Mailing List Archive

Questions on code signing
I've been working on a scheme for signing binary images that we ship out to various remote systems. The remote system expects the file to be both encrypted and signed, but there seem to be some corner cases:

(1) If a file is signed but the signature is incorrect, 'gpg2 -d' returns a non-zero status code, so the remote script knows not to trust the file, but if the file carries no signature at all, then decryption succeeds and there is no indication to a script that there was not a valid signature.This opens a window for an attacker to send a fine that is properly encrypted but not signed at all, and it looks like gpg2 will not catch that case. Is there an option I can give in addition to -d that REQUIRES the file to be signed? I realize you can verify a detached signature as a secondary step but I was hoping there would be a way to combine everything into one command.
(2) If a file is signed and the remote script has the signer's public key, then a --verify operation will succeed. The trouble is, what if the file is signed by some signature in the remote script's keyring other than the expected code signing key? Is there an option that can be given to --verify (or along with -d, if there's a solution to (1)) that can specify the exact signing key (or keys) required? I tried using -u with --verify, and although no error was generated, the parameter was ignored.
(3) If a file is both encrypted and signed, is there a way to merely verify the signature other than to include a detached signature? Right now, using --verify on a single file that was encrypted/signed with -es just gives "gpg: verify signatures failed: Unexpected error." Is there a way around that, so I don't need to use a detached signature?

Thanks!
Re: Questions on code signing [ In reply to ]
On Tue, 27 Aug 2019 00:18, gnupg-users@gnupg.org said:

> (1) If a file is signed but the signature is incorrect, 'gpg2 -d'
> returns a non-zero status code, so the remote script knows not to

Right but as stated somewhere in the docs, you should never ever rely on
the status code fomr the binary.
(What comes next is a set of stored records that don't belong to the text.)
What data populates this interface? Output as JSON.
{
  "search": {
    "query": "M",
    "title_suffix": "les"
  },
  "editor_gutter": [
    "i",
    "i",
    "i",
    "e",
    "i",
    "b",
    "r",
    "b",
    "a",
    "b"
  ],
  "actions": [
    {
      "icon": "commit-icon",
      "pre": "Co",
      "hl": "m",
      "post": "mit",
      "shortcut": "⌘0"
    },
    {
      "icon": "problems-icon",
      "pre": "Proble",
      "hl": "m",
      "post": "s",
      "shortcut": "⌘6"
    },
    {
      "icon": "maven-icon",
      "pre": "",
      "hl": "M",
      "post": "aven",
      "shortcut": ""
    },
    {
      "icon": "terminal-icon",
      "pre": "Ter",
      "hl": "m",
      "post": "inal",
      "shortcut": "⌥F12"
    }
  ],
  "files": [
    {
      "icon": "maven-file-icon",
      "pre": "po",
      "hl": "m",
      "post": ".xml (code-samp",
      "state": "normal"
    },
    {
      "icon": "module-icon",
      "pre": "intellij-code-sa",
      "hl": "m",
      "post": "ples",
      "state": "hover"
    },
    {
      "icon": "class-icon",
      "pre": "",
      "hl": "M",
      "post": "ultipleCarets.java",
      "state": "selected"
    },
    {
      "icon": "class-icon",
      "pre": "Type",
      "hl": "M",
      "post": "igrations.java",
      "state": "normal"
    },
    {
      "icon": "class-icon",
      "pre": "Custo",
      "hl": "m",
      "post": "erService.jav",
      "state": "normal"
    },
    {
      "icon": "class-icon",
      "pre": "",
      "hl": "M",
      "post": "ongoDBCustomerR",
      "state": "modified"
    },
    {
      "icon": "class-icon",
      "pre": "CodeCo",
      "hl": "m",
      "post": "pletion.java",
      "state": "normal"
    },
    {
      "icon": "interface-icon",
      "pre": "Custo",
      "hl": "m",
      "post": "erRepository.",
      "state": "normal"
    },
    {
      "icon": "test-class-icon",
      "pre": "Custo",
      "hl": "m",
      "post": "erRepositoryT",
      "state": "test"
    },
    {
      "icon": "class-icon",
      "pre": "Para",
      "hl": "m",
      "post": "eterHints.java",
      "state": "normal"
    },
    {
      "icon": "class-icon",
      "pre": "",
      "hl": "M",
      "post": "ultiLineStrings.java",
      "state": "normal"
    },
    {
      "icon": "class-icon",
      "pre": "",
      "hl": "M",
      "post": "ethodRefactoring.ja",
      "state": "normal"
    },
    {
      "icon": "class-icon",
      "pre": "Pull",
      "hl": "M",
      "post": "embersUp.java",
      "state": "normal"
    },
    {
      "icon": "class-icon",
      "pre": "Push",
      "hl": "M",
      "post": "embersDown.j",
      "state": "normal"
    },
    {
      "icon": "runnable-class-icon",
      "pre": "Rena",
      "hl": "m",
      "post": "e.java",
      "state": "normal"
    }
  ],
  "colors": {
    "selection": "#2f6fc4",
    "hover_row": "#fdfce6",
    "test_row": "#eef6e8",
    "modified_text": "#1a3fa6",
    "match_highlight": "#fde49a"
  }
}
Well, except for the gpgv tool which
we developed just for the purpose to verify signatures. You can't use
it however with encrypted+signed data.

> like gpg2 will not catch that case. Is there an option I can give in
> addition to -d that REQUIRES the file to be signed? I realize you can

No, you need to check that there is a valid signature by checking the
--status-fd messages. It is a bit tricky to get this right because
there is a variety of things which can be found in the input to gpg.
Using detached signatures makes things much easier because you really
known what has been signed. You still need to check the status-fd
messages.

You may also use the GPGME library (or the gpgme-json wrapper) to make
things easier. GPGME takes care of also nitty-gritty you would need to
do.

> (2) If a file is signed and the remote script has the signer's public
> key, then a --verify operation will succeed. The trouble is, what if
> the file is signed by some signature in the remote script's keyring
> other than the expected code signing key? Is there an option that can
> be given to --verify (or along with -d, if there's a solution to (1))
> that can specify the exact signing key (or keys) required? I tried

Your script or progrtam should check which key was used for signing. Or
you make sure that your local keyring only has that very key. Watch out
for this --status-fd token:

VALIDSIG <args>

The args are:

- <fingerprint_in_hex>
- <sig_creation_date>
- <sig-timestamp>
- <expire-timestamp>
- <sig-version>
- <reserved>
- <pubkey-algo>
- <hash-algo>
- <sig-class>
- [ <primary-key-fpr> ]

This status indicates that the signature is cryptographically
valid. This is similar to GOODSIG, EXPSIG, EXPKEYSIG, or REVKEYSIG
(depending on the date and the state of the signature and signing
key) but has the fingerprint as the argument. Multiple status
lines (VALIDSIG and the other appropriate *SIG status) are emitted
for a valid signature. All arguments here are on one long line.
sig-timestamp is the signature creation time in seconds after the
epoch. expire-timestamp is the signature expiration time in
seconds after the epoch (zero means "does not
expire"). sig-version, pubkey-algo, hash-algo, and sig-class (a
2-byte hex value) are all straight from the signature packet.
PRIMARY-KEY-FPR is the fingerprint of the primary key or identical
to the first argument. This is useful to get back to the primary
key without running gpg again for this purpose.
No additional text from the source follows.